COVID-19 – Desconfinamento? Precisa-se

Vivemos algo sem precedentes, e para momentos excecionais, exigem-se medidas excecionais. Será muito importante que o Governo consiga deslocalizar todo o seu esforço orçamental para duas grandes áreas da nossa sociedade, para a Saúde e para as Empresas, que são as que geram emprego e riqueza.

Temos instruções para o desconfinamento económico, social. Naturalmente com regras, e por setor. Ainda se incentiva o teletrabalho para as funções que assim o permitem. Mas efetivamente, temos todos que iniciar o regresso à nossa vida normal, com responsabilidade, peso e medida, sob pena de podermos “morrer” da cura e não do vírus. Passamos na atualidade por tempos muito difíceis, a todos os níveis. As regras de reabertura dos estabelecimentos são públicas, mas poderão em muitos casos serem contraproducentes face às necessidades de tesouraria dos empresários. Falo p.e., de pequenos restaurantes, com pouca capacidade instalada e que ao cumprir as regras de distanciamento, poderão não faturar o suficiente por dia para compensar os custos dessa reabertura. Naturalmente que a saúde pública está em 1º lugar, pelo que, esta rentrée exige aos empresários uma avaliação concreta e concisa da relação custo benefício em abrir determinados estabelecimentos em condições fisicamente menos favoráveis.

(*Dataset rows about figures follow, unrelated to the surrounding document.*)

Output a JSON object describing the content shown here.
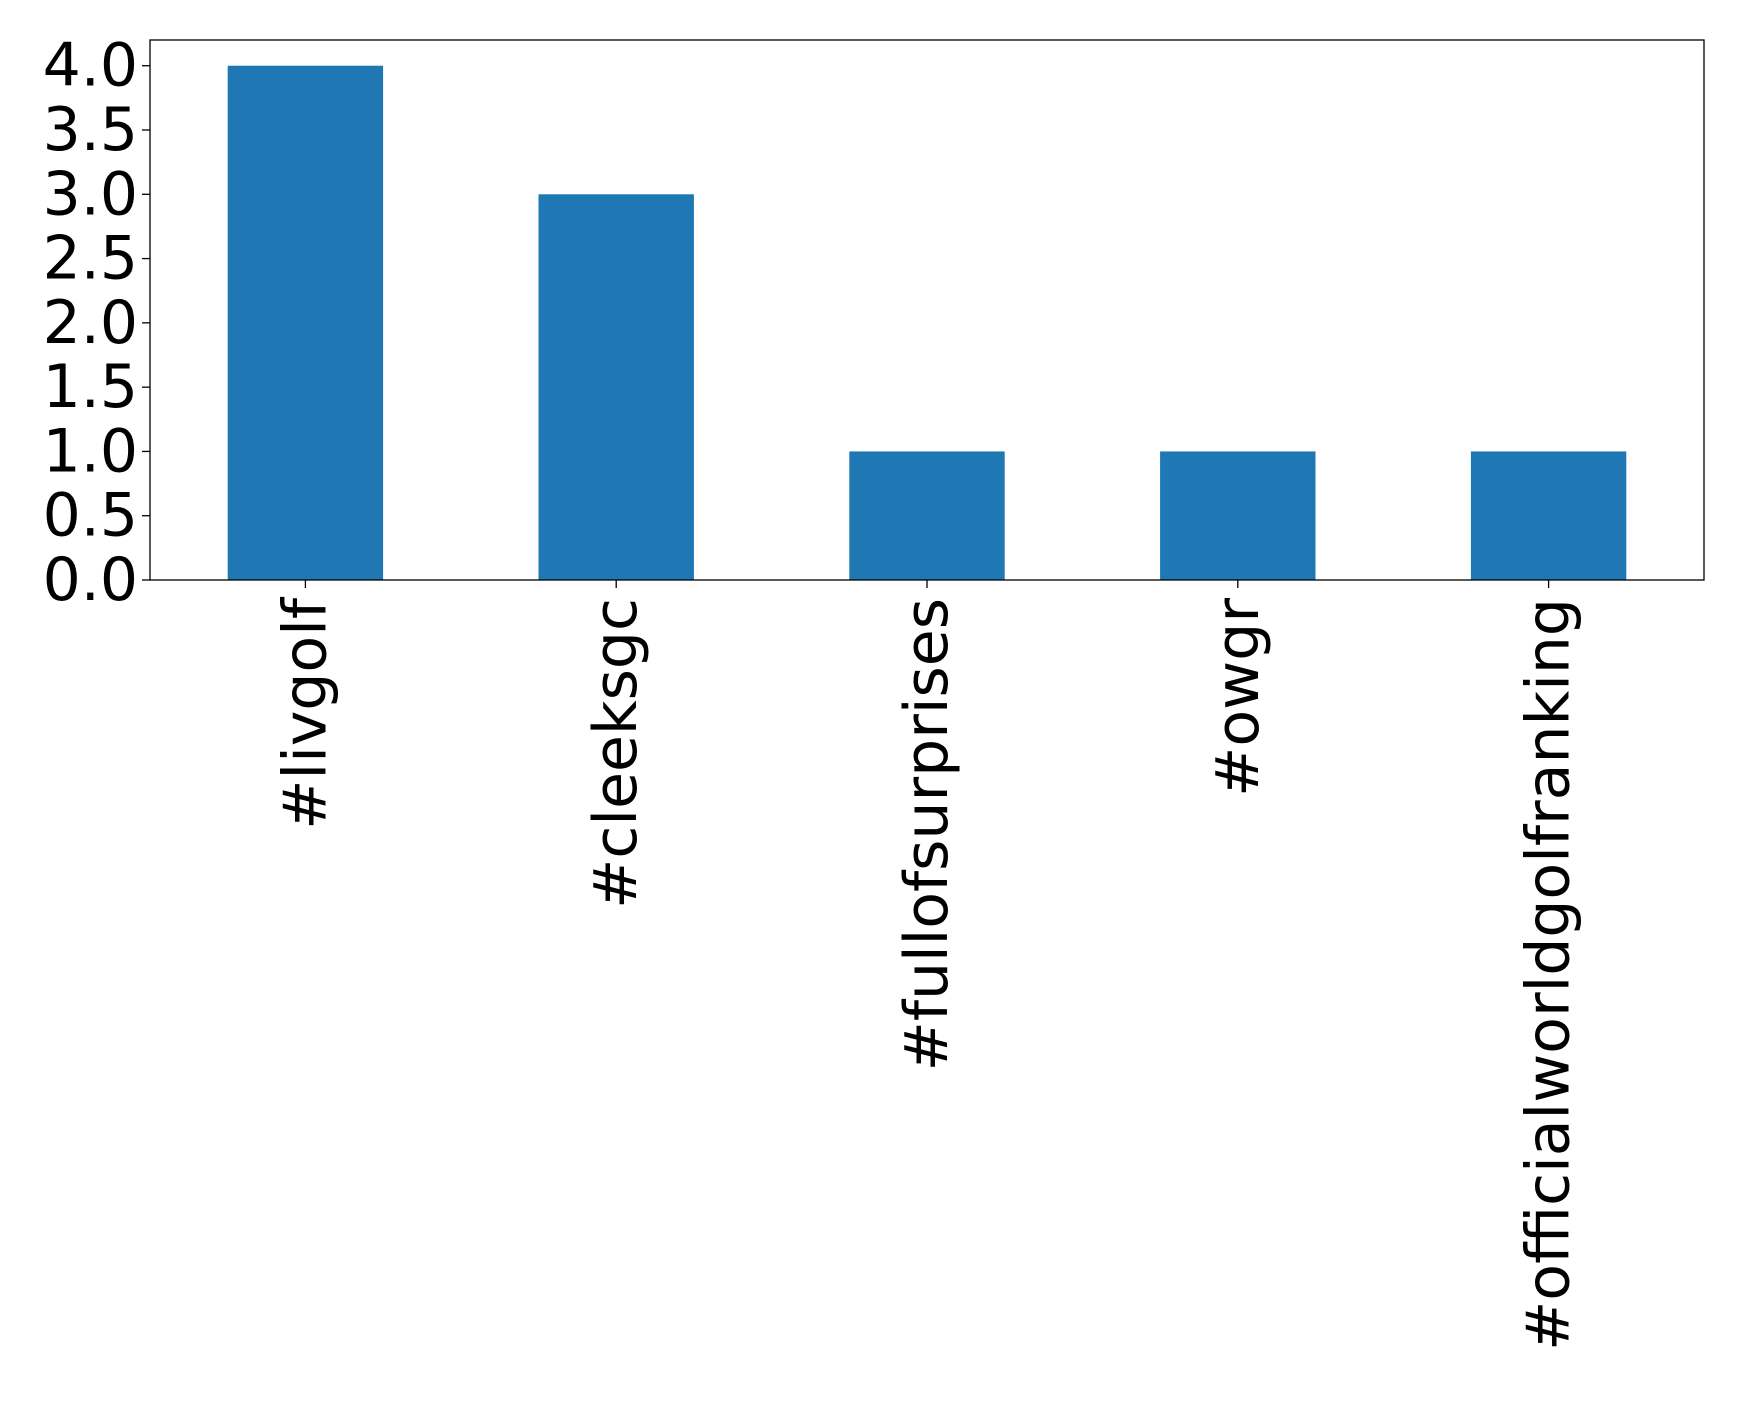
{
  "chart_data": {
    "type": "bar",
    "categories": [
      "#livgolf",
      "#cleeksgc",
      "#fullofsurprises",
      "#owgr",
      "#officialworldgolfranking"
    ],
    "values": [
      4,
      3,
      1,
      1,
      1
    ],
    "title": "",
    "xlabel": "",
    "ylabel": "",
    "ylim": [
      0,
      4.2
    ],
    "yticks": [
      "0.0",
      "0.5",
      "1.0",
      "1.5",
      "2.0",
      "2.5",
      "3.0",
      "3.5",
      "4.0"
    ],
    "grid": false,
    "colors": {
      "bar": "#1f77b4",
      "axis": "#000000"
    }
  }
}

Vivemos algo sem precedentes, e para momentos excecionais, exigem-se medidas excecionais. Será muito importante que o Governo consiga deslocalizar todo o seu esforço orçamental para duas grandes áreas da nossa sociedade, para a Saúde e para as Empresas, que são as que geram emprego e riqueza. São as que geram impostos, para alimentar a máquina do setor público. Não podemos permitir que os empresários sejam apoiados por 2 ou 3 meses, quando em determinados setores, nomeadamente o do Turismo, sabemos que em 2020 não haverá qualquer retoma. É um setor com níveis de empregabilidade que não podem ser postos em causa, de forma alguma. O contrário será alocar toda esta capacidade produtiva na condição de desempregados, seguramente bem mais oneroso para o Estado, em detrimento de qualquer outra solução que configure um apoio direto às empresas, quer seja fiscal, quer seja de tesouraria, quer seja por moratórias. Algo terá que, de forma continuada, ser feito no sentido de protegermos o nosso tecido empresarial, que na prática, é o motor de qualquer economia. Não posso deixar de referir antes de terminar, o meu apreço por todos os empresários que hoje vivem dias muitos difíceis, muitos deles sem saber ainda que decisões tomar, sem saber que futuro terá a sua empresa daqui a um mês ou dois, com todas as consequências sociais que estas indefinições acarretam. Um bem-haja para todos, e força para todos. Vamos em frente.